Dans un avis rendu le 4 septembre, l’avocat général auprès de la Cour de justice de l’Union européenne (CJUE), Richard de la Tour, a estimé que les États membres de l’UE sont tenus de délivrer des documents d’identité conformes à l’identité de genre vécue des personnes transgenres.

L’affaire, transmise par la justice bulgare, concerne une femme trans qui, depuis 2017, se bat pour que son état civil reflète son identité. Les autorités bulgares avaient refusé de modifier son acte de naissance et son numéro d’identification personnel, faute de base légale claire dans le droit national.

Une atteinte aux droits fondamentaux

Dans ses conclusions, l’avocat général souligne qu’imposer des conditions médicales, comme une opération de réassignation sexuelle, contrevient au respect de la vie privée, à l’intégrité physique et à la dignité des personnes.
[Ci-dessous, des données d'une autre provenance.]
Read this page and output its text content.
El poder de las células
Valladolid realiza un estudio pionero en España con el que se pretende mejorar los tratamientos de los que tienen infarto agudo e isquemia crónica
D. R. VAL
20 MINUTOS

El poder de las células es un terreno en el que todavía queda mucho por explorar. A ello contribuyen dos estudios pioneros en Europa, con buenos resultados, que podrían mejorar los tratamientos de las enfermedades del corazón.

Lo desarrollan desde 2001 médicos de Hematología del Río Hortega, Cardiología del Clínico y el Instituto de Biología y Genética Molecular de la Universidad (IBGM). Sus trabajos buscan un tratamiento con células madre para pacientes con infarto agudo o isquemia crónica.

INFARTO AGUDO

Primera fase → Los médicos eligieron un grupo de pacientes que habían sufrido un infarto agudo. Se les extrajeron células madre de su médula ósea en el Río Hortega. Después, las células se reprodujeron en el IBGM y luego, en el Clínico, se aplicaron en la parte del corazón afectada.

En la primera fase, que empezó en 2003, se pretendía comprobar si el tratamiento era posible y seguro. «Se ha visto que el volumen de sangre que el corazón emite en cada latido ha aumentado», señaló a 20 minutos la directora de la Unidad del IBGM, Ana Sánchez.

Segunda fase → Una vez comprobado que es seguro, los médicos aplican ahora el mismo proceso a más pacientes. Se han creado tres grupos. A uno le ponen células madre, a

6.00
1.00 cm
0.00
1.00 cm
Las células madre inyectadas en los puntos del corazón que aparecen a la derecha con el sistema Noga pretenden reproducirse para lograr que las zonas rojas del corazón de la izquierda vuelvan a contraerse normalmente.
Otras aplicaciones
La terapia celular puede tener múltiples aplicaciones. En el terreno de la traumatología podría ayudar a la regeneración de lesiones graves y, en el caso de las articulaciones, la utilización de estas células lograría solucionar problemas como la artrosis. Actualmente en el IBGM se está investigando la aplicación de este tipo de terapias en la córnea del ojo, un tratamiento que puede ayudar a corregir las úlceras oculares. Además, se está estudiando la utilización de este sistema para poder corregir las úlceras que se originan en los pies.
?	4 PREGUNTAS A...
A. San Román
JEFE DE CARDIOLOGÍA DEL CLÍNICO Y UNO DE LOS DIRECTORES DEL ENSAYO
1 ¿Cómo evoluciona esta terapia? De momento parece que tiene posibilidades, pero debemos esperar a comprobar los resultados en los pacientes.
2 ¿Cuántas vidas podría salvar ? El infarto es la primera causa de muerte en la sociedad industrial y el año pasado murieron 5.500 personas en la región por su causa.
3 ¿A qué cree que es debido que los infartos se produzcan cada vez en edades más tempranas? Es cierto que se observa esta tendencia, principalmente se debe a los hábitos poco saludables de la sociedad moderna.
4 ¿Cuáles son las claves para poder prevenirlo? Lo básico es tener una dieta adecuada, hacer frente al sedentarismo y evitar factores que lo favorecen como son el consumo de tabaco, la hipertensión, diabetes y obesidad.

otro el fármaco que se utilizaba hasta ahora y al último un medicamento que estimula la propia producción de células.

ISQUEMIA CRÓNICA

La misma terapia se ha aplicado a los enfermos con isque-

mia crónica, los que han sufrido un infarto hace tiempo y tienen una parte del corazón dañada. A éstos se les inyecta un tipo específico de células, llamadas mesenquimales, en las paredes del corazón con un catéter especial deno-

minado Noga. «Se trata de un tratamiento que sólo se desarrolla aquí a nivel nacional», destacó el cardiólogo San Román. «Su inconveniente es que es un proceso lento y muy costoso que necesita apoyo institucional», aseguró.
Il estime également qu’un tel refus entrave des droits garantis par l’Union, en particulier la liberté de circulation et de séjour au sein du marché intérieur.

« Les documents d’identité doivent refléter l’identité de genre vécue par l’individu. Exiger des preuves chirurgicales pour en bénéficier n’est pas compatible avec les droits fondamentaux consacrés par l’UE », affirme Richard de la Tour dans son avis, qui s’inscrit aussi dans la continuité de la jurisprudence de la Cour européenne des droits humains.

Un enjeu concret pour les personnes trans

Pour les associations de défense des droits LGBT+, cette prise de position est historique. « Il s’agit d’une étape essentielle vers la reconnaissance pleine et entière des personnes transgenres en Europe. Sans papiers conformes à leur identité, elles restent exposées à des discriminations et des obstacles administratifs quotidiens », souligne un militant de l’ILGA-Europe.

L’enjeu est loin d’être théorique : voyager, travailler, signer un bail ou même effectuer une simple démarche bancaire devient un parcours du combattant lorsque les papiers ne correspondent pas à l’identité vécue.

Une décision attendue de la CJUE

L’avis de l’avocat général ne lie pas la Cour, mais il est suivi dans la majorité des cas. La décision de la CJUE, attendue dans les prochains mois, pourrait obliger la Bulgarie et d’autres États européens à adapter leurs législations pour mettre en place des procédures de reconnaissance de genre respectueuses des droits fondamentaux.

Alors que plusieurs pays de l’Union, dont la France, ont déjà assoupli leurs conditions de changement d’état civil, d’autres continuent d’imposer des critères médicaux stricts. Si la Cour confirme cette orientation, c’est l’ensemble des pratiques nationales qui devront évoluer.

Cet avis préfigure donc une avancée décisive : celle d’une Europe où les papiers d’identité ne seraient plus l’instrument d’une norme imposée à tous, mais le reflet de la vie réelle des personnes qu’ils désignent.